Seattle, Past to Present, interprets the history of the foremost city in the Northwest and traces the implications of that history for the city’s present and future. In the process Seattle emerges not as a rough, half-formed frontier town but as a soft city of streets and houses, middle-class in aspiration and achievement; Roger Sale asks how it came to be that way.
The methods Sale employs range from demographic analysis and residential survey to portraiture and personal observation and reflection. He highlights what was most important in each of the city’s major periods from the founding, when the settlers, in waiting forty years for the railroads to come, meanwhile built a city to which the railroads had to come, down to the post-Boeing Seattle of the 1970’s, when the city tried for the first time to discover a sense of itself based on the truths and lessons of its own past.

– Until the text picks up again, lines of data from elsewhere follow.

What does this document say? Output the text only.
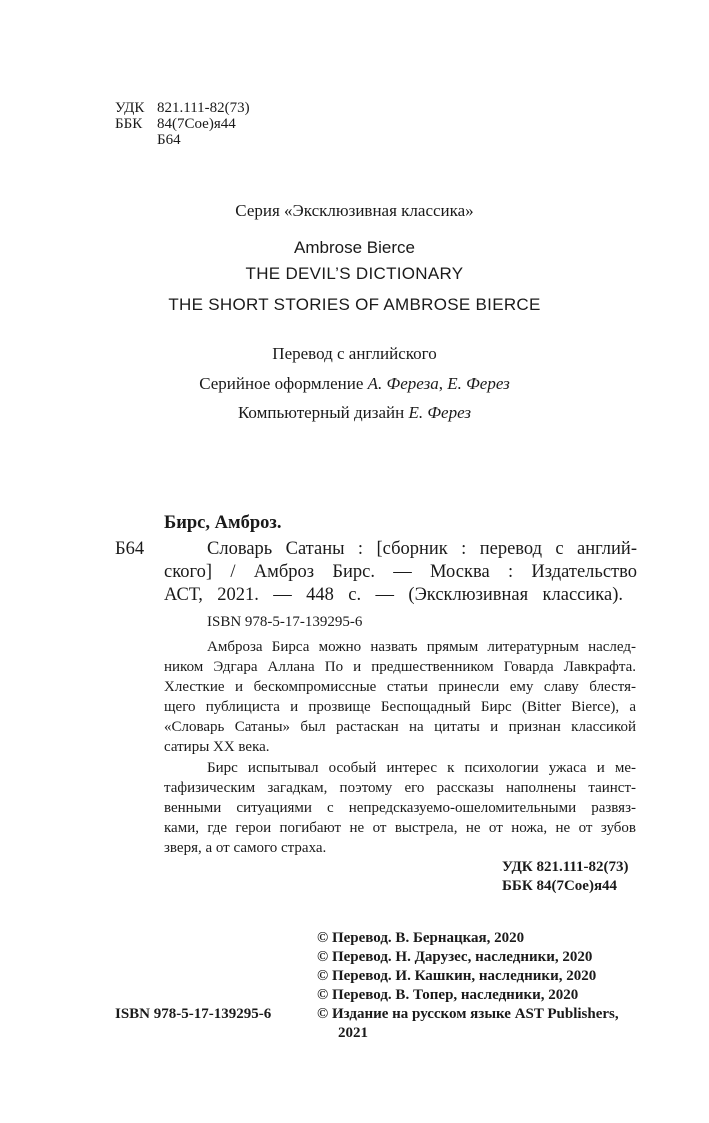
УДК 821.111-82(73)
ББК 84(7Сое)я44
Б64
Серия «Эксклюзивная классика»
Ambrose Bierce
THE DEVIL’S DICTIONARY
THE SHORT STORIES OF AMBROSE BIERCE
Перевод с английского
Серийное оформление А. Фереза, Е. Ферез
Компьютерный дизайн Е. Ферез
Бирс, Амброз.
Б64	Словарь Сатаны : [сборник : перевод с англий-
ского] / Амброз Бирс. — Москва : Издательство
АСТ, 2021. — 448 с. — (Эксклюзивная классика).
ISBN 978-5-17-139295-6
Амброза Бирса можно назвать прямым литературным наслед-
ником Эдгара Аллана По и предшественником Говарда Лавкрафта.
Хлесткие и бескомпромиссные статьи принесли ему славу блестя-
щего публициста и прозвище Беспощадный Бирс (Bitter Bierce), а
«Словарь Сатаны» был растаскан на цитаты и признан классикой
сатиры XX века.
Бирс испытывал особый интерес к психологии ужаса и ме-
тафизическим загадкам, поэтому его рассказы наполнены таинст-
венными ситуациями с непредсказуемо-ошеломительными развяз-
ками, где герои погибают не от выстрела, не от ножа, не от зубов
зверя, а от самого страха.
УДК 821.111-82(73)
ББК 84(7Сое)я44
© Перевод. В. Бернацкая, 2020
© Перевод. Н. Дарузес, наследники, 2020
© Перевод. И. Кашкин, наследники, 2020
© Перевод. В. Топер, наследники, 2020
© Издание на русском языке AST Publishers,
2021
ISBN 978-5-17-139295-6
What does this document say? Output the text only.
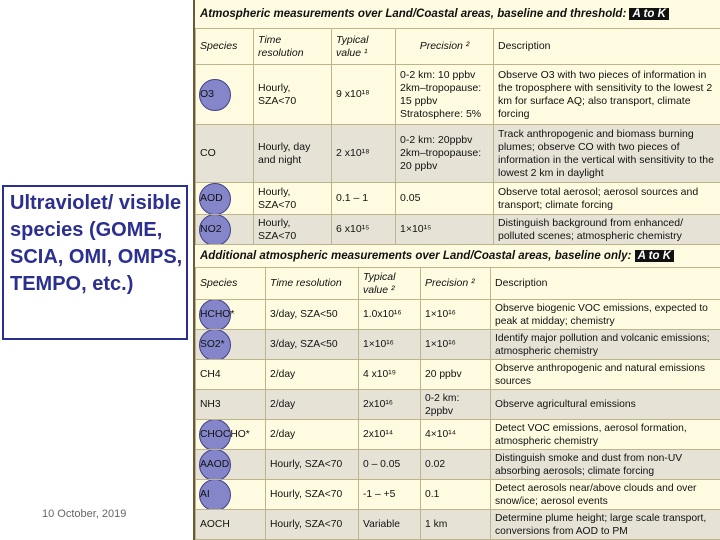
Ultraviolet/ visible species (GOME, SCIA, OMI, OMPS, TEMPO, etc.)
10 October, 2019
Atmospheric measurements over Land/Coastal areas, baseline and threshold: A to K
Species	Time resolution	Typical value ¹	Precision ²	Description

O3	Hourly, SZA<70	9 x10¹⁸	0-2 km: 10 ppbv 2km–tropopause: 15 ppbv Stratosphere: 5%	Observe O3 with two pieces of information in the troposphere with sensitivity to the lowest 2 km for surface AQ; also transport, climate forcing
CO	Hourly, day and night	2 x10¹⁸	0-2 km: 20ppbv 2km–tropopause: 20 ppbv	Track anthropogenic and biomass burning plumes; observe CO with two pieces of information in the vertical with sensitivity to the lowest 2 km in daylight

AOD	Hourly, SZA<70	0.1 – 1	0.05	Observe total aerosol; aerosol sources and transport; climate forcing

NO2	Hourly, SZA<70	6 x10¹⁵	1×10¹⁵	Distinguish background from enhanced/ polluted scenes; atmospheric chemistry
Additional atmospheric measurements over Land/Coastal areas, baseline only: A to K
Species	Time resolution	Typical value ²	Precision ²	Description

HCHO*	3/day, SZA<50	1.0x10¹⁶	1×10¹⁶	Observe biogenic VOC emissions, expected to peak at midday; chemistry

SO2*	3/day, SZA<50	1×10¹⁶	1×10¹⁶	Identify major pollution and volcanic emissions; atmospheric chemistry
CH4	2/day	4 x10¹⁹	20 ppbv	Observe anthropogenic and natural emissions sources
NH3	2/day	2x10¹⁶	0-2 km: 2ppbv	Observe agricultural emissions

CHOCHO*	2/day	2x10¹⁴	4×10¹⁴	Detect VOC emissions, aerosol formation, atmospheric chemistry

AAOD	Hourly, SZA<70	0 – 0.05	0.02	Distinguish smoke and dust from non-UV absorbing aerosols; climate forcing

AI	Hourly, SZA<70	-1 – +5	0.1	Detect aerosols near/above clouds and over snow/ice; aerosol events
AOCH	Hourly, SZA<70	Variable	1 km	Determine plume height; large scale transport, conversions from AOD to PM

Along the way one finds a good deal that has been obscured or ignored in other books on Seattle and in most books on the history of American cities: a discussion of the economic diversity of late-nineteenth-century Seattle which allowed it to grow; a description of the major achievements of the first boom years, in parks, boulevards, and neighborhoods of quiet eleganced; portraits of people like Vernon Parrington, Nellie Cornish, and Mark Tobey who came to Seattle and flourished here; an assessment of Seattle’s new vitality as the result of natives and newcomers mixing both in harmony and in antagonism.